Les États ne reprendront pas rapidement leurs dépenses : les hausses d'impôt à mettre en place ne passeraient pas à un niveau qui puisse être suffisant. Au contraire, les conséquences à court terme des confinements vont inciter à accélérer. Les banques centrales, et la Réserve Fédérale américaine qui va donner le ton, ne vont pas non plus reprendre les liquidités injectées avant un long moment : si, déjà, elles infléchissent leurs programmes dans quelques trimestres, ce sera déjà une stratégie osée. Christine Lagarde, la présidente de la Banque Centrale Européenne a prévenu cette semaine : « la reprise pourrait ne pas être linéaire, mais plutôt instable, sur un mode marche-arrêt ». Elle annonce en filigrane la poursuite des dépenses budgétaires et des injections monétaires sur l'air du « quoi qu'il en coûte ».

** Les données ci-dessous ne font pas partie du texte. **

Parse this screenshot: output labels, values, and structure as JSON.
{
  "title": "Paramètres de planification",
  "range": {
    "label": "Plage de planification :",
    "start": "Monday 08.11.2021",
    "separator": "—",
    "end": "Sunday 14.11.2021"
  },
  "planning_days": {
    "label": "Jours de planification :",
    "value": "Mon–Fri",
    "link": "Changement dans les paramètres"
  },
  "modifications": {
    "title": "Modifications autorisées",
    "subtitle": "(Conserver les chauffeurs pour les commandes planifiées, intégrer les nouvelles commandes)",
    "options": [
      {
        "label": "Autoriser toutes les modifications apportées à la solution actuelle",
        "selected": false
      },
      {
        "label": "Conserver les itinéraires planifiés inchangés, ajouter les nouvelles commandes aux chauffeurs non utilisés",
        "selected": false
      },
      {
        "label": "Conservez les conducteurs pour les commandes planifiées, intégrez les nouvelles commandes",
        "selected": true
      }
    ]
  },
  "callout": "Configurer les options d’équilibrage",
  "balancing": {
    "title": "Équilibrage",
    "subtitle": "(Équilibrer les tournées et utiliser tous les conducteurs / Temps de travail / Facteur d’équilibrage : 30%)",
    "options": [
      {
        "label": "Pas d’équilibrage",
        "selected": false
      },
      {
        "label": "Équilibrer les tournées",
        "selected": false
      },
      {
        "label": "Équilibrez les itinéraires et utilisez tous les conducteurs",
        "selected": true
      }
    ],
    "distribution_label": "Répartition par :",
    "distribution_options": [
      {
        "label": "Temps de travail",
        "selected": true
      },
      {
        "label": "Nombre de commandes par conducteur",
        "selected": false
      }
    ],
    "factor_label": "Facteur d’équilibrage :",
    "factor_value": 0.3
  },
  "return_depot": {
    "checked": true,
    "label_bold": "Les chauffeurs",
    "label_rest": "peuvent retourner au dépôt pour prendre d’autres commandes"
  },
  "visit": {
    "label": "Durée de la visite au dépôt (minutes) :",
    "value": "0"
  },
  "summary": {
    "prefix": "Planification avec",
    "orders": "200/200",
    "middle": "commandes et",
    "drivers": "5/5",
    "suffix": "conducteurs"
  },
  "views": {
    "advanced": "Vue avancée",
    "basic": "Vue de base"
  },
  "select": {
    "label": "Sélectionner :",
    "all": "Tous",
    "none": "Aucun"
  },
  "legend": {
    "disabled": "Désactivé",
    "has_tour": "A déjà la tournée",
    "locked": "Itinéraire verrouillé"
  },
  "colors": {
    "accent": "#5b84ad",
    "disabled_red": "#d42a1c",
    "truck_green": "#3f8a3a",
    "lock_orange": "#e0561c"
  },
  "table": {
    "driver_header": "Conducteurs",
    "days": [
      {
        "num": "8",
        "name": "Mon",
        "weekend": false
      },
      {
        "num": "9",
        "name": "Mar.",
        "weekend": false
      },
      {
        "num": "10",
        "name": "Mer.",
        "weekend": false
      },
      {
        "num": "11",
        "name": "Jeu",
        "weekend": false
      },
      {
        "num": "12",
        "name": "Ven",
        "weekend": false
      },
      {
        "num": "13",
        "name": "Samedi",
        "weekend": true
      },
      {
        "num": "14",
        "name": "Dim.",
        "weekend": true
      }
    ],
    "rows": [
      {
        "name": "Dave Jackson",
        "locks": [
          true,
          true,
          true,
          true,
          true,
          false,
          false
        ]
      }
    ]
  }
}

Les économies américaine et européenne se trouvent ainsi dans une conjoncture de soutien durable de sortie de guerre ou de dépression alors que les fondamentaux vont se rapprocher de la situation pré-covid. La récession n'a pas (encore?) détruit des actifs de production et les emplois ont été préservés pour une part. Fin 2021 ou, en tout cas au 1er semestre 2022, la croissance qui faiblissait à la fin de l'année dernière sera relancée assez vivement. Anticiper des produits intérieurs bruts supérieurs à ceux de 2019 dès 2022 et, en rythme dès la fin 2021, est plus que raisonnable.

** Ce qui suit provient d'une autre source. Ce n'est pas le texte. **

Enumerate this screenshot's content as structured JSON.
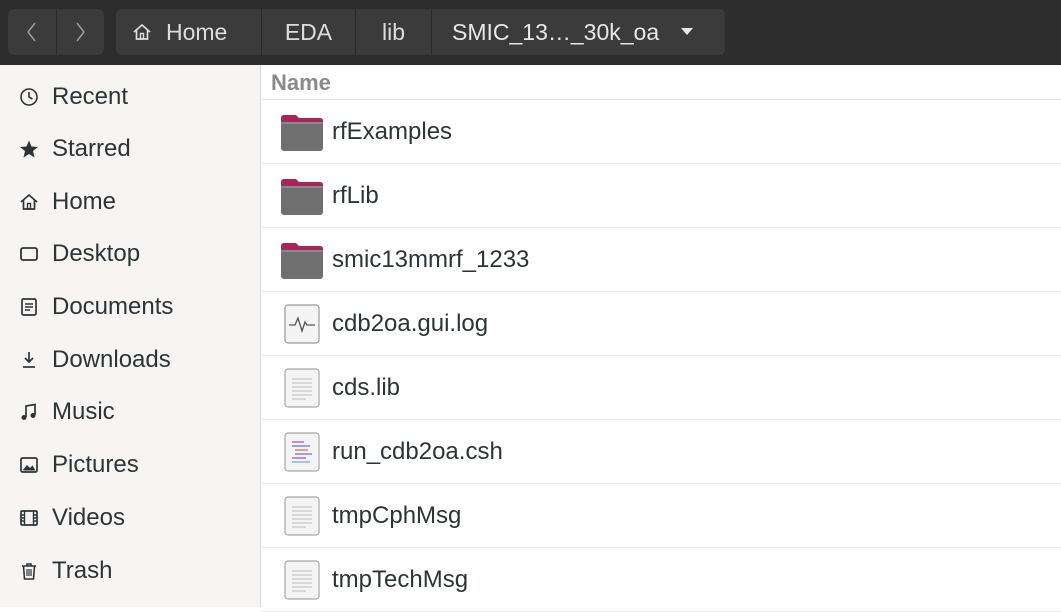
{
  "nav": {
    "back_icon": "chevron-left-icon",
    "forward_icon": "chevron-right-icon"
  },
  "pathbar": {
    "crumbs": [
      "Home",
      "EDA",
      "lib",
      "SMIC_13..._30k_oa"
    ],
    "current_display": "SMIC_13…_30k_oa"
  },
  "sidebar": {
    "items": [
      {
        "label": "Recent",
        "icon": "clock-icon"
      },
      {
        "label": "Starred",
        "icon": "star-icon"
      },
      {
        "label": "Home",
        "icon": "home-icon"
      },
      {
        "label": "Desktop",
        "icon": "desktop-icon"
      },
      {
        "label": "Documents",
        "icon": "documents-icon"
      },
      {
        "label": "Downloads",
        "icon": "download-icon"
      },
      {
        "label": "Music",
        "icon": "music-icon"
      },
      {
        "label": "Pictures",
        "icon": "picture-icon"
      },
      {
        "label": "Videos",
        "icon": "video-icon"
      },
      {
        "label": "Trash",
        "icon": "trash-icon"
      }
    ]
  },
  "list": {
    "column_name": "Name",
    "files": [
      {
        "name": "rfExamples",
        "type": "folder"
      },
      {
        "name": "rfLib",
        "type": "folder"
      },
      {
        "name": "smic13mmrf_1233",
        "type": "folder"
      },
      {
        "name": "cdb2oa.gui.log",
        "type": "log"
      },
      {
        "name": "cds.lib",
        "type": "text"
      },
      {
        "name": "run_cdb2oa.csh",
        "type": "script"
      },
      {
        "name": "tmpCphMsg",
        "type": "text"
      },
      {
        "name": "tmpTechMsg",
        "type": "text"
      }
    ]
  },
  "colors": {
    "header_bg": "#2d2d2d",
    "sidebar_bg": "#f6f5f4",
    "folder_tab": "#a8245a",
    "folder_body": "#6f6f6f"
  }
}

Dans un environnement mondial où la Chine et le Japon ont tenu, l'Europe et l'Amérique du Nord échappant au scénario en « w » du double creux tireront la croissance mondiale. On doit s'attendre dans les mois qui viennent à des révisions continues à la hausse des taux de croissance. Le principal frein dans une conjoncture de vaccin efficace – qui sera soumise à des modifications durables pour l'organisation des activités de service, et avec moins de mobilité pour les hommes et pour certains biens - tient précisément aux limitations à la liberté de l'ensemble des agents économiques qui proviendrait d'une politique dominée par la peur sanitaire. Reste la finance.

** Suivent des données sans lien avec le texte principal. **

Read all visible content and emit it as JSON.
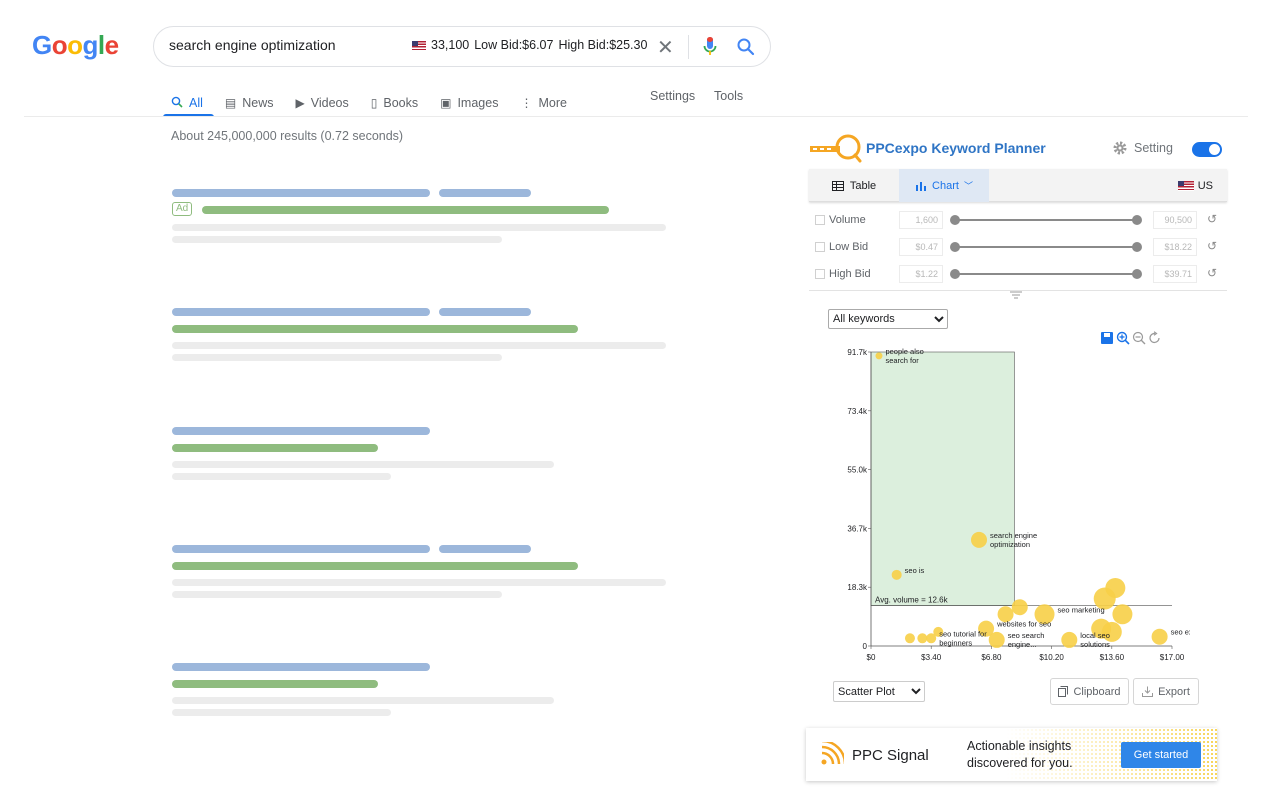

Les Bourses ont flambé dès l'annonce de Pfizer. Depuis le 30 octobre, dopé d'abord par les élections américaines débouchant sur un statu quo avec un Sénat Républicain, puis par les annonces de vaccin, l'Euro Stoxx a pris 16 % et a réduit ses pertes sur l'année à 7,7 %. Sur les seules trois séances ayant suivi la communication de Pfizer, il a gagné 8,2 %. L'indice Dow Jones est à 1,8 % de son record absolu, le Nasdaq à 2,5 % du sien, le Nikkei 225 est à son record de 30 ans. Le premier gagne 3 % depuis le début 2020, le deuxième 31 %, le troisième 9,5 %.
Du point de vue des investisseurs le scénario idéal qui se dessine pour les économies l'est plus encore. L'immobilisme politique américain qui se profile donne de la visibilité pour profiter directement des soutiens budgétaires et monétaires généralisés. L'argent gratuit et donné à livres ouverts se dirige et va le faire plus encore vers les biens réels : actions, immobilier, or … voir même crypto-monnaies. La croissance peut justifier une réévaluation des multiples d'évaluation en Bourse.
La rotation sectorielle à laquelle on a assisté ces derniers jours s'inscrit dans ce scénario idéal : les critères d'évaluation des différents secteurs d'activité ont tendance à se rapprocher. On ne voit pas pour le moment le risque. Ce serait celui d'une surchauffe et d'un regain d'inflation qui semble bien loin.